Splunk Version 6.3.4
Search head cluster of 3 nodes
Indexer distributed search peers 4 nodes
I see the following error messages in _internal:
WARN DistBundleRestHandler - There was a problem renaming: /opt/splunk/var/run/searchpeers/F7521905-DA3E-4B9B-B2FE-08B911826B00-1465250902.b469fbba316fbf76.tmp -> /opt/splunkp/splunk/var/run/searchpeers/F7521905-DA3E-4B9B-B2FE-08B911826B00-1465250902: File exists
ERROR DistBundleRestHandler - Problem untarring file: /opt/splunk/var/run/searchpeers/F7521905-DA3E-4B9B-B2FE-08B911826B00-1465250902.bundle
WARN DistributedBundleReplicationManager - Asynchronous bundle replication to 4 peer(s) succeeded; however it took too long (longer than 10 seconds): elapsed_ms=48188, tar_elapsed_ms=10311, bundle_file_size=344190KB, replication_id=1465250902, replication_reason="async replication allowed"
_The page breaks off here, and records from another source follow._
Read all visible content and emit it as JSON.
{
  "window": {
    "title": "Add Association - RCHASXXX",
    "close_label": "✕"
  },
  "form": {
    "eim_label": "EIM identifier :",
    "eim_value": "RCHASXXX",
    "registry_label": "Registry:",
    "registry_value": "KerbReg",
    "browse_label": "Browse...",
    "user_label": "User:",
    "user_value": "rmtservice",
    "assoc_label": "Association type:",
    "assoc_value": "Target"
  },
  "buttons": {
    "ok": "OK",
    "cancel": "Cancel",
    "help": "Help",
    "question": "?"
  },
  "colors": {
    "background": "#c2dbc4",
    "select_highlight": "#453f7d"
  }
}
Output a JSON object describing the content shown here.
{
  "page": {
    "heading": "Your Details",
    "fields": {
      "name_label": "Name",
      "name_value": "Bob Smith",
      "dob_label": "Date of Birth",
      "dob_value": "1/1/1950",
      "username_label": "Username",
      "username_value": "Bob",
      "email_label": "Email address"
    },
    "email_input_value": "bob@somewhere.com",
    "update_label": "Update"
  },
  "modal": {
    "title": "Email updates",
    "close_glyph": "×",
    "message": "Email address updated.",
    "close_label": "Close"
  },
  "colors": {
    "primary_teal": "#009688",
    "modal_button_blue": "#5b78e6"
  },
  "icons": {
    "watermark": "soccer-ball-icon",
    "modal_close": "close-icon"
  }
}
Yes, as your search load increases, the bundle size will too and that will be compounded by the higher workload, too. Eventually the bundle replications will timeout and fail completely and the searches that go with them will fail. For this reason, many people setup cron jobs to delete ANY file that is more than x (typically 7) days old in the dispatch directory. Many times old files from long-ago-useless |outputcsv
commands can accumulate causing this problem.